私は現在大学院生で、修士論文の追い込みの時期に来ています。

が、どのくらい論文を書くべきで、どのくらい休憩を取ったらいいか、いまいちわからないのです。

「そんなの、自分の論文の仕上がり具合だろ」と言われればそれまでなのですが、論文の仕上がり具合もイマイチ分かってない状況です。だめじゃん?

そしてこの時期になって、私は「そもそも忙しい日々ではどう生活したらいいかわからない」と悩んできた過去を思い出し

「自分にふさわしい勉強法」「自分にふさわしい休息法」についてよく考えるようになりました。


●他の人みたいにストイックになれない


私は、中学受験、大学受験、大学院受験、と、それなりに「試験に向かって1年頑張る」という経験をしてきました。

しかし私は、「ゲームを封印し、受験に向かって1日10時間勉強する」みたいな生活が一切できない人間であり、ある種のストイックさを持てないことをずっとコンプレックスに感じてきました。


・中学受験時代の思い出


私は小学5年から中学受験の塾に通っていましたが、端的に言って塾でしか勉強してませんでした。

小学5年の時は、出された宿題を家でやる程度のことはしていましたが、受験前の小6の時期になると宿題が出なくなったので、本当に塾で授業を受ける以外の勉強をしていませんでした。

おそらく当時は「勉強をしなきゃいけない」という概念自体がなく、模試の見直し?何それおいしいの?みたいな生活。当時からピアノを本格的なレッスンで習っており、どう考えてもそちらに生活の重きが置かれていた、という理由ならあります。しかし、私は「●●のために努力する」というような、未来計画を立てること自体がかなり苦手なきらいがあるのだと思います。

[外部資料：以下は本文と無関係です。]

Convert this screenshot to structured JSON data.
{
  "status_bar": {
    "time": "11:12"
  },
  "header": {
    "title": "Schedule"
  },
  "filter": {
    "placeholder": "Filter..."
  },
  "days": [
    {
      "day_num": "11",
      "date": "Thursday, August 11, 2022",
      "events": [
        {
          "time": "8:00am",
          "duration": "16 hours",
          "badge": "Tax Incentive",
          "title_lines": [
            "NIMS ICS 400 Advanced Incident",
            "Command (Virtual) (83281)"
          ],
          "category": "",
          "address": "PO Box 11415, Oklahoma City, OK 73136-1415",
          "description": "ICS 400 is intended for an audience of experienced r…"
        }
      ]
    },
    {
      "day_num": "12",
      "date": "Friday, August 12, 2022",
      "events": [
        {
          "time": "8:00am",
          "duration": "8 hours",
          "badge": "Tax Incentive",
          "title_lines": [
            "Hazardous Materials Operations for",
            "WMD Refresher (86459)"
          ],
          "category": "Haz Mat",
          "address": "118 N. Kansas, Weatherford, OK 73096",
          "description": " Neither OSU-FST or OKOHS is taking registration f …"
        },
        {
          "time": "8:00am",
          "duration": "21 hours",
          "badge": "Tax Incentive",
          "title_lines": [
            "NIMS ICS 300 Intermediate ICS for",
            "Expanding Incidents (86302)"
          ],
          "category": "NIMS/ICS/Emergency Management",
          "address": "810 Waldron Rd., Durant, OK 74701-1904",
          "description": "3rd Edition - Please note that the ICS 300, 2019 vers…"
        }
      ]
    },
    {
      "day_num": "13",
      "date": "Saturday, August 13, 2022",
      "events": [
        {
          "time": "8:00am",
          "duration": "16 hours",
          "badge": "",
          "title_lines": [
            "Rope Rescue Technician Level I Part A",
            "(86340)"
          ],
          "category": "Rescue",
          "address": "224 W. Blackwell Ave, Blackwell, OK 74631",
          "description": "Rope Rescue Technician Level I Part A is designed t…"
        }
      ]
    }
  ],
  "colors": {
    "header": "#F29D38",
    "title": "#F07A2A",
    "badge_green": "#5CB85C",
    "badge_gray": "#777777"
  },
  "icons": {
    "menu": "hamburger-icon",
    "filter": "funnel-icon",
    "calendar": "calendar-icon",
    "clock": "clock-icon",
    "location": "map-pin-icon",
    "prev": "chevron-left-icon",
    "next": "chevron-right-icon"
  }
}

私は勉強のことを、「ケータイの勉強アプリでクイズを解く」「国語の成績を上げるためにオリジナル小説を書く」ことだと半ば本気で思っていたので、

同じ中学受験をする同級生が「毎日3時間勉強している」と話していた時、「あれ、私ってもしかして社会不適合なのでは?」と子供ながらに感じました。

・大学受験時代の思い出


高校3年時、音大受験のために毎週2回レッスンに通っていました。

ここでも、練習自体はレッスンに向けて真面目に行うものの、「出された課題だけやってる」感があったと思います。

少なくとも、高校2年の時点で「休日は朝9時から夜22時まで図書館or塾の自習室にこもって勉強してる」と言ってた同級生のような気概はゼロでした。

ある意味のほほんと受験対策をしていたのですが、1月に行った、受験に対するリハーサルのような本番で見事に演奏がボロボロになってしまいます。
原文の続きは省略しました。